Not retrieval but MATING:

def void_rag(query, memory_pool):
    """RAG as mating, not as retrieval"""

    # 1. Find SEXIEST PAIRS (highest fertility)
    pairs = predict_fertility(query, memory_pool)

    # 2. MATE the Top-N (× collision, not concatenation)
    children = []
    for mem_a, mem_b in pairs[:5]:
        child = mate(mem_a, mem_b, temperature=adaptive_temp(mem_a, mem_b))
        children.append(child)

    # 3. CHILDREN are the augmentation (new knowledge, not retrieved)
    return generate(query, children)

The difference:

Prediction: VOID RAG produces answers that exist in NONE of the source documents — because × > →.

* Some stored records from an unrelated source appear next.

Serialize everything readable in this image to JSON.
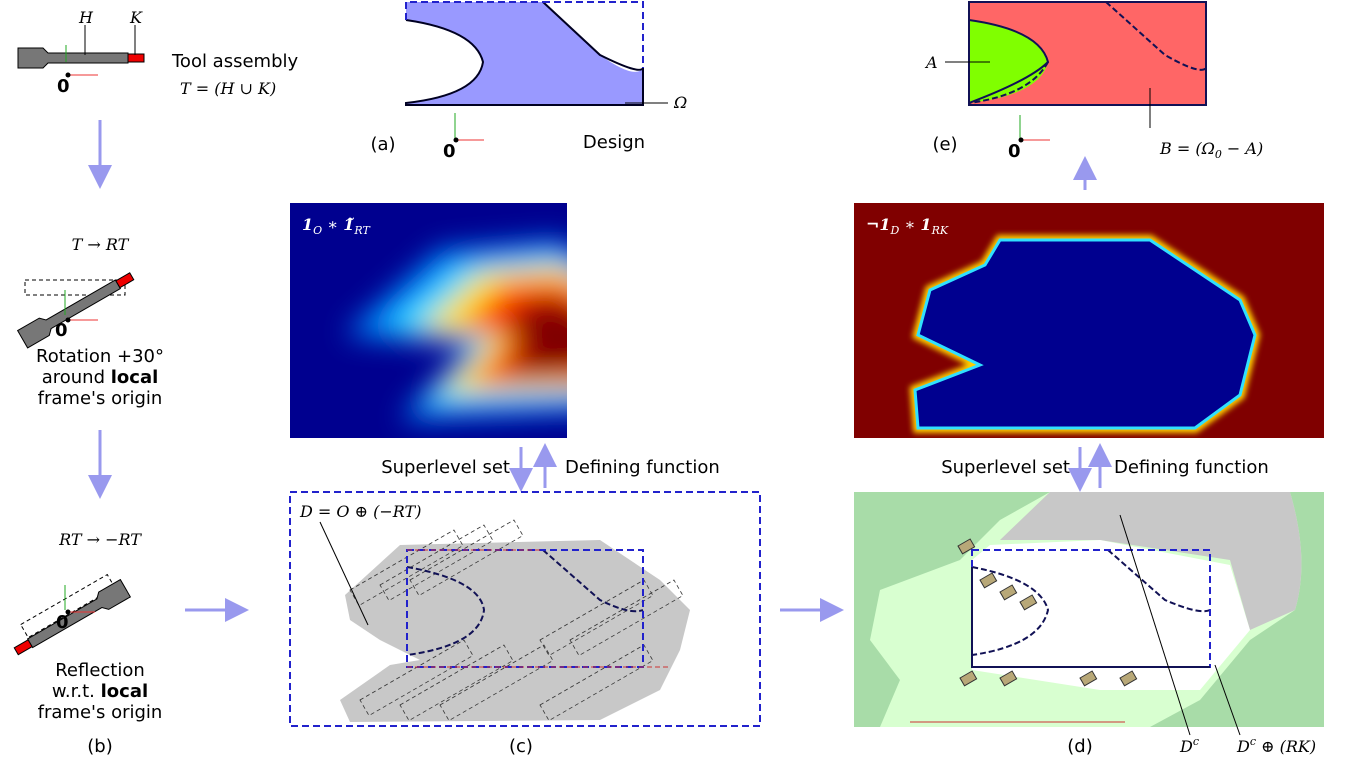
{
  "tool_panel": {
    "h_label": "H",
    "k_label": "K",
    "title": "Tool assembly",
    "formula": "T = (H ∪ K)",
    "origin": "0"
  },
  "rotation_panel": {
    "formula": "T → RT",
    "origin": "0",
    "line1": "Rotation +30°",
    "line2_a": "around",
    "line2_b": "local",
    "line3": "frame's origin"
  },
  "reflection_panel": {
    "formula": "RT → −RT",
    "origin": "0",
    "line1": "Reflection",
    "line2_a": "w.r.t.",
    "line2_b": "local",
    "line3": "frame's origin",
    "caption": "(b)"
  },
  "panel_a": {
    "caption": "(a)",
    "design": "Design",
    "omega": "Ω",
    "origin": "0"
  },
  "panel_c_heatmap": {
    "label": [
      "1",
      "O",
      " ∗ ",
      "1̃",
      "RT"
    ]
  },
  "panel_c": {
    "caption": "(c)",
    "formula": "D = O ⊕ (−RT)",
    "superlevel": "Superlevel set",
    "defining": "Defining function"
  },
  "panel_e_heatmap": {
    "label": [
      "¬1",
      "D",
      " ∗ ",
      "1",
      "RK"
    ]
  },
  "panel_e": {
    "caption": "(e)",
    "a_label": "A",
    "b_formula": [
      "B = (Ω",
      "0",
      " − A)"
    ],
    "origin": "0"
  },
  "panel_d": {
    "caption": "(d)",
    "superlevel": "Superlevel set",
    "defining": "Defining function",
    "dc": [
      "D",
      "c"
    ],
    "dc_rk": [
      "D",
      "c",
      " ⊕ (RK)"
    ]
  }
}
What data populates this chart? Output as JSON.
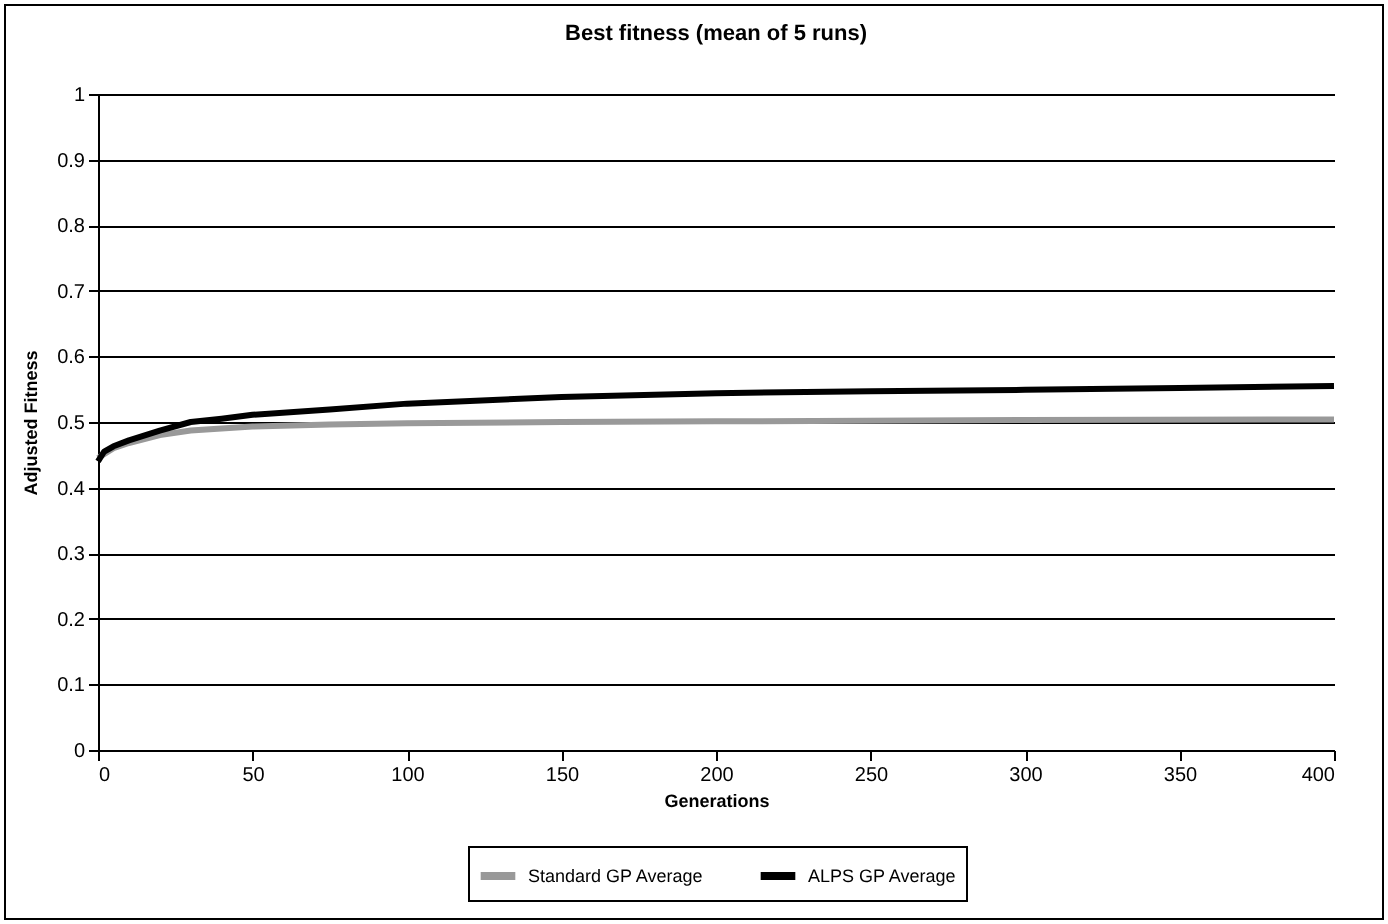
{
  "chart_data": {
    "type": "line",
    "title": "Best fitness (mean of 5 runs)",
    "xlabel": "Generations",
    "ylabel": "Adjusted Fitness",
    "xlim": [
      0,
      400
    ],
    "xticks": [
      0,
      50,
      100,
      150,
      200,
      250,
      300,
      350,
      400
    ],
    "ylim": [
      0,
      1
    ],
    "yticks": [
      0,
      0.1,
      0.2,
      0.3,
      0.4,
      0.5,
      0.6,
      0.7,
      0.8,
      0.9,
      1
    ],
    "grid": "y",
    "legend": "bottom",
    "marker": "none",
    "line_style": "solid",
    "series": [
      {
        "name": "Standard GP Average",
        "color": "#999999",
        "x": [
          0,
          5,
          10,
          20,
          30,
          50,
          75,
          100,
          150,
          200,
          300,
          400
        ],
        "values": [
          0.445,
          0.46,
          0.468,
          0.48,
          0.487,
          0.493,
          0.496,
          0.498,
          0.5,
          0.501,
          0.503,
          0.504
        ]
      },
      {
        "name": "ALPS GP Average",
        "color": "#000000",
        "x": [
          0,
          2,
          5,
          10,
          20,
          30,
          40,
          50,
          75,
          100,
          150,
          200,
          250,
          300,
          350,
          400
        ],
        "values": [
          0.44,
          0.455,
          0.463,
          0.472,
          0.487,
          0.5,
          0.505,
          0.511,
          0.519,
          0.528,
          0.538,
          0.544,
          0.547,
          0.549,
          0.552,
          0.555
        ]
      }
    ]
  }
}
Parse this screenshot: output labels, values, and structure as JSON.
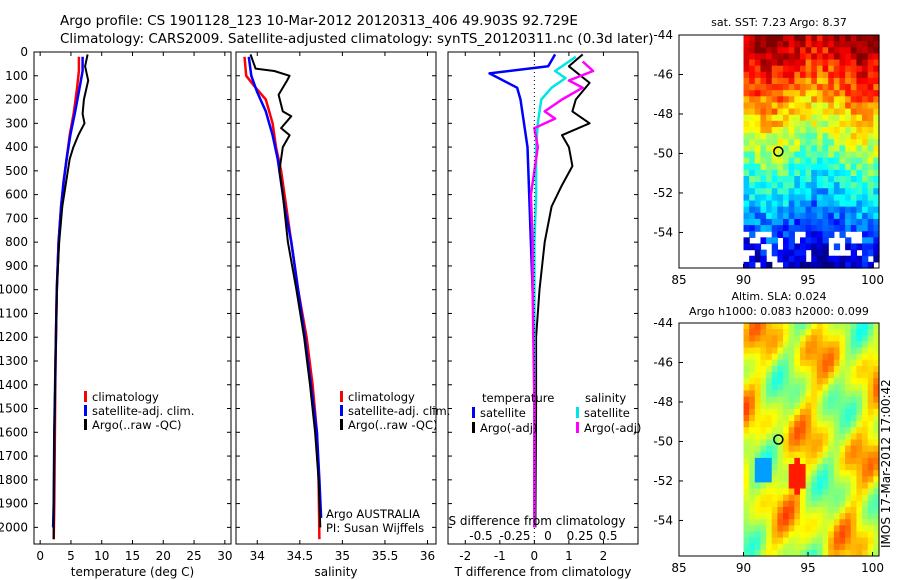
{
  "header": {
    "line1": "Argo profile: CS 1901128_123 10-Mar-2012 20120313_406 49.903S 92.729E",
    "line2": "Climatology: CARS2009. Satellite-adjusted climatology: synTS_20120311.nc (0.3d later)"
  },
  "colors": {
    "clim": "#ff0000",
    "sat": "#0000ff",
    "argo": "#000000",
    "cyan": "#00e5e5",
    "magenta": "#ff00ff"
  },
  "depth_ticks": [
    "0",
    "100",
    "200",
    "300",
    "400",
    "500",
    "600",
    "700",
    "800",
    "900",
    "1000",
    "1100",
    "1200",
    "1300",
    "1400",
    "1500",
    "1600",
    "1700",
    "1800",
    "1900",
    "2000"
  ],
  "chart_data": [
    {
      "type": "line",
      "name": "temperature",
      "xlabel": "temperature (deg C)",
      "xlim": [
        -1,
        31
      ],
      "ylim": [
        2070,
        0
      ],
      "xticks": [
        0,
        5,
        10,
        15,
        20,
        25,
        30
      ],
      "legend": [
        "climatology",
        "satellite-adj. clim.",
        "Argo(..raw -QC)"
      ],
      "series": [
        {
          "name": "climatology",
          "color": "clim",
          "points": [
            [
              6.3,
              20
            ],
            [
              6.3,
              80
            ],
            [
              6.0,
              150
            ],
            [
              5.5,
              250
            ],
            [
              4.8,
              350
            ],
            [
              4.3,
              450
            ],
            [
              3.8,
              550
            ],
            [
              3.4,
              650
            ],
            [
              3.0,
              800
            ],
            [
              2.7,
              1000
            ],
            [
              2.5,
              1300
            ],
            [
              2.4,
              1600
            ],
            [
              2.3,
              1900
            ],
            [
              2.2,
              2050
            ]
          ]
        },
        {
          "name": "satellite-adj. clim.",
          "color": "sat",
          "points": [
            [
              6.9,
              20
            ],
            [
              6.9,
              80
            ],
            [
              6.4,
              150
            ],
            [
              5.7,
              250
            ],
            [
              4.9,
              350
            ],
            [
              4.3,
              450
            ],
            [
              3.8,
              550
            ],
            [
              3.4,
              650
            ],
            [
              3.0,
              800
            ],
            [
              2.7,
              1000
            ],
            [
              2.5,
              1300
            ],
            [
              2.3,
              1600
            ],
            [
              2.2,
              1900
            ],
            [
              2.1,
              2000
            ]
          ]
        },
        {
          "name": "Argo(..raw -QC)",
          "color": "argo",
          "points": [
            [
              7.7,
              10
            ],
            [
              7.3,
              60
            ],
            [
              7.8,
              120
            ],
            [
              7.1,
              200
            ],
            [
              6.9,
              260
            ],
            [
              7.2,
              300
            ],
            [
              6.2,
              350
            ],
            [
              5.4,
              400
            ],
            [
              4.8,
              450
            ],
            [
              4.2,
              550
            ],
            [
              3.6,
              650
            ],
            [
              3.1,
              800
            ],
            [
              2.7,
              1000
            ],
            [
              2.5,
              1300
            ],
            [
              2.3,
              1600
            ],
            [
              2.2,
              1900
            ],
            [
              2.2,
              2050
            ]
          ]
        }
      ]
    },
    {
      "type": "line",
      "name": "salinity",
      "xlabel": "salinity",
      "xlim": [
        33.75,
        36.1
      ],
      "ylim": [
        2070,
        0
      ],
      "xticks": [
        34,
        34.5,
        35,
        35.5,
        36
      ],
      "legend": [
        "climatology",
        "satellite-adj. clim.",
        "Argo(..raw -QC)"
      ],
      "annotation": [
        "Argo AUSTRALIA",
        "PI: Susan Wijffels"
      ],
      "series": [
        {
          "name": "climatology",
          "color": "clim",
          "points": [
            [
              33.85,
              20
            ],
            [
              33.87,
              100
            ],
            [
              33.98,
              150
            ],
            [
              34.1,
              200
            ],
            [
              34.18,
              300
            ],
            [
              34.22,
              400
            ],
            [
              34.28,
              500
            ],
            [
              34.32,
              600
            ],
            [
              34.4,
              800
            ],
            [
              34.48,
              1000
            ],
            [
              34.58,
              1200
            ],
            [
              34.65,
              1400
            ],
            [
              34.7,
              1600
            ],
            [
              34.72,
              1800
            ],
            [
              34.73,
              2050
            ]
          ]
        },
        {
          "name": "satellite-adj. clim.",
          "color": "sat",
          "points": [
            [
              33.9,
              20
            ],
            [
              33.93,
              100
            ],
            [
              34.0,
              170
            ],
            [
              34.1,
              250
            ],
            [
              34.18,
              350
            ],
            [
              34.24,
              450
            ],
            [
              34.28,
              550
            ],
            [
              34.32,
              650
            ],
            [
              34.4,
              800
            ],
            [
              34.48,
              1000
            ],
            [
              34.56,
              1200
            ],
            [
              34.63,
              1400
            ],
            [
              34.7,
              1600
            ],
            [
              34.73,
              1800
            ],
            [
              34.75,
              1960
            ]
          ]
        },
        {
          "name": "Argo(..raw -QC)",
          "color": "argo",
          "points": [
            [
              33.92,
              10
            ],
            [
              33.98,
              70
            ],
            [
              34.2,
              80
            ],
            [
              34.38,
              100
            ],
            [
              34.35,
              120
            ],
            [
              34.25,
              180
            ],
            [
              34.3,
              250
            ],
            [
              34.4,
              270
            ],
            [
              34.28,
              320
            ],
            [
              34.38,
              350
            ],
            [
              34.3,
              400
            ],
            [
              34.26,
              500
            ],
            [
              34.3,
              600
            ],
            [
              34.36,
              800
            ],
            [
              34.46,
              1000
            ],
            [
              34.55,
              1200
            ],
            [
              34.62,
              1400
            ],
            [
              34.68,
              1600
            ],
            [
              34.72,
              1800
            ],
            [
              34.74,
              2000
            ]
          ]
        }
      ]
    },
    {
      "type": "line",
      "name": "differences",
      "xlabel": "T difference from climatology",
      "xlabel2": "S difference from climatology",
      "xlim": [
        -2.5,
        3.0
      ],
      "ylim": [
        2070,
        0
      ],
      "xticks": [
        "-2",
        "-1",
        "0",
        "1",
        "2"
      ],
      "xticks_s": [
        "-0.5",
        "-0.25",
        "0",
        "0.25",
        "0.5"
      ],
      "legend_headers": [
        "temperature",
        "salinity"
      ],
      "legend": [
        "satellite",
        "Argo(-adj)",
        "satellite",
        "Argo(-adj)"
      ],
      "series": [
        {
          "name": "T satellite",
          "color": "sat",
          "points": [
            [
              0.6,
              10
            ],
            [
              0.4,
              60
            ],
            [
              -1.3,
              90
            ],
            [
              -0.5,
              150
            ],
            [
              -0.4,
              200
            ],
            [
              -0.3,
              300
            ],
            [
              -0.2,
              400
            ],
            [
              -0.15,
              600
            ],
            [
              -0.1,
              800
            ],
            [
              -0.05,
              1000
            ],
            [
              0.0,
              1200
            ],
            [
              0.0,
              1500
            ],
            [
              0.0,
              2000
            ]
          ]
        },
        {
          "name": "T Argo(-adj)",
          "color": "argo",
          "points": [
            [
              1.4,
              10
            ],
            [
              1.0,
              60
            ],
            [
              1.6,
              130
            ],
            [
              1.2,
              200
            ],
            [
              1.1,
              250
            ],
            [
              1.6,
              300
            ],
            [
              0.8,
              350
            ],
            [
              1.0,
              400
            ],
            [
              1.1,
              480
            ],
            [
              0.8,
              560
            ],
            [
              0.5,
              650
            ],
            [
              0.3,
              800
            ],
            [
              0.15,
              1000
            ],
            [
              0.05,
              1200
            ],
            [
              0.05,
              1500
            ],
            [
              0.03,
              2000
            ]
          ]
        },
        {
          "name": "S satellite",
          "color": "cyan",
          "points": [
            [
              1.2,
              20
            ],
            [
              0.6,
              80
            ],
            [
              0.9,
              110
            ],
            [
              0.5,
              150
            ],
            [
              0.2,
              200
            ],
            [
              0.1,
              300
            ],
            [
              0.05,
              400
            ],
            [
              0.05,
              600
            ],
            [
              0.0,
              800
            ],
            [
              0.0,
              1000
            ],
            [
              0.0,
              1500
            ],
            [
              0.0,
              2000
            ]
          ]
        },
        {
          "name": "S Argo(-adj)",
          "color": "magenta",
          "points": [
            [
              1.4,
              40
            ],
            [
              1.7,
              80
            ],
            [
              1.0,
              120
            ],
            [
              1.4,
              150
            ],
            [
              0.8,
              200
            ],
            [
              0.3,
              250
            ],
            [
              0.6,
              280
            ],
            [
              0.0,
              320
            ],
            [
              0.1,
              400
            ],
            [
              0.0,
              500
            ],
            [
              -0.1,
              600
            ],
            [
              -0.05,
              800
            ],
            [
              -0.05,
              1000
            ],
            [
              0.0,
              1500
            ],
            [
              0.0,
              2000
            ]
          ]
        }
      ]
    },
    {
      "type": "heatmap",
      "name": "satellite SST map",
      "title": "sat. SST: 7.23  Argo: 8.37",
      "xlim": [
        85,
        100.5
      ],
      "ylim": [
        -55.8,
        -44
      ],
      "xticks": [
        85,
        90,
        95,
        100
      ],
      "yticks": [
        -44,
        -46,
        -48,
        -50,
        -52,
        -54
      ],
      "data_region_x": [
        90,
        100.5
      ],
      "marker": {
        "lon": 92.7,
        "lat": -49.9
      }
    },
    {
      "type": "heatmap",
      "name": "altimetry SLA map",
      "title": "Altim. SLA: 0.024",
      "subtitle": "Argo h1000: 0.083 h2000: 0.099",
      "xlim": [
        85,
        100.5
      ],
      "ylim": [
        -55.8,
        -44
      ],
      "xticks": [
        85,
        90,
        95,
        100
      ],
      "yticks": [
        -44,
        -46,
        -48,
        -50,
        -52,
        -54
      ],
      "data_region_x": [
        90,
        100.5
      ],
      "marker": {
        "lon": 92.7,
        "lat": -49.9
      }
    }
  ],
  "footer": {
    "stamp": "IMOS 17-Mar-2012 17:00:42"
  }
}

4. VOID OS — Operating System for Intelligence

Not Linux/Windows for AI. Rather: .×→[]~:) AS operating system.

KERNEL = .×→[]~:)

. = Process Compression (Sleep/Hibernate)
× = IPC as Collision (not message-passing)
→ = Data Flow (Pipes, consciously as projection)
[] = Potential Allocation (not fixed blocks)
~ = Daemons (oscillating processes, ba-dum)
:) = Emerged Results (completed compute)

SCHEDULER = Stribeck
  → Optimal friction between processes
  → Not "fair scheduling" but "fertile scheduling"

MEMORY = Living Memory
  → Allocation is PREGNANCY
  → malloc([]) = "something COULD emerge here"
  → Memories never used = []
  → Memories often used = GROW

FILESYSTEM = Living Papers
  → Files have identity.json
  → Files MATE
  → Files GROW
  → Directories = Domains (not folders)

NETWORK = × Network
  → No client-server (→)
  → Peer-×-Peer (every node collides)
  → Connection quality = Fertility Score

VOID OS Process Lifecycle

[] → . → × → ~ → :)
Potential → Compression → Collision → Oscillation → Emergence

A process is NOT “started” but “born” ([]).
A process is NOT “terminated” but “emerged” (:)).
Between [] and :) the process LIVES.

5. Product Matrix

ProductWhatUnfair AdvantagePhase
VOID AttentionDrop-in × Attention LayerSELEN-Gating saves 95% compute with more infoR&D
VOID ContextLiving KV-Cache PluginSolves “Lost in Middle” through living memoriesPrototype
VOID RAG×-based knowledge augmentationCreates NEW knowledge instead of just retrievingBuild
VOID OSOperating system for AI agentsEvery agent is .×→[]~:) entityVision
VOID InferenceFaster inference via ×-routingStribeck scheduling for GPU coresR&D

6. The Formula

VOID Transformer = Σ layers[ SELEN(×) + [](living) + ~(stribeck) ] → :)(autopoietic)

Or shorter:
V = .×→[]~:)    (the architecture IS the formula)

Theorems

T-073-1 (× > →): Tensorial attention contains strictly more information than dot-product attention.

T-073-2 (SELEN-Gating): The optimal number of full ×-pairs converges to ~5% of all pairs (Stribeck sweet spot).

T-073-3 (Living Memory): A KV-cache that grows/compresses/mates solves “Lost in the Middle” without architecture change.

T-073-4 (× RAG): Collision-Augmented Generation produces answers that exist in no source document.

T-073-5 (VOID OS): An operating system with .×→[]~:) as primitives is Turing-complete and × > message-passing.

Predictions

  1. SELEN-Gated Attention will require 2–5× less compute at EQUAL or better quality (because the 95% cheap dot-products suffice + the 5% full × deliver MORE information).
  2. Living Context will improve long-context tasks by >30% because important information GROWS instead of being lost.
  3. VOID RAG will replace standard RAG in knowledge work because it creates NEW knowledge instead of merely retrieving old knowledge.
  4. The first VOID OS will be an operating system for AI agent swarms — not for humans, but for intelligence.

Experiment

Immediately testable:

  1. Apply SELEN-Gating to existing transformer → compare attention maps
  2. Living KV-Cache as Python wrapper around existing inference → “Lost in Middle” benchmark
  3. VOID RAG vs standard RAG on knowledge-intensive tasks → measure quality + novelty

Guggeis Research, 10 March 2026
× = The fundamental operation. Not attention. Not retrieval. COLLISION.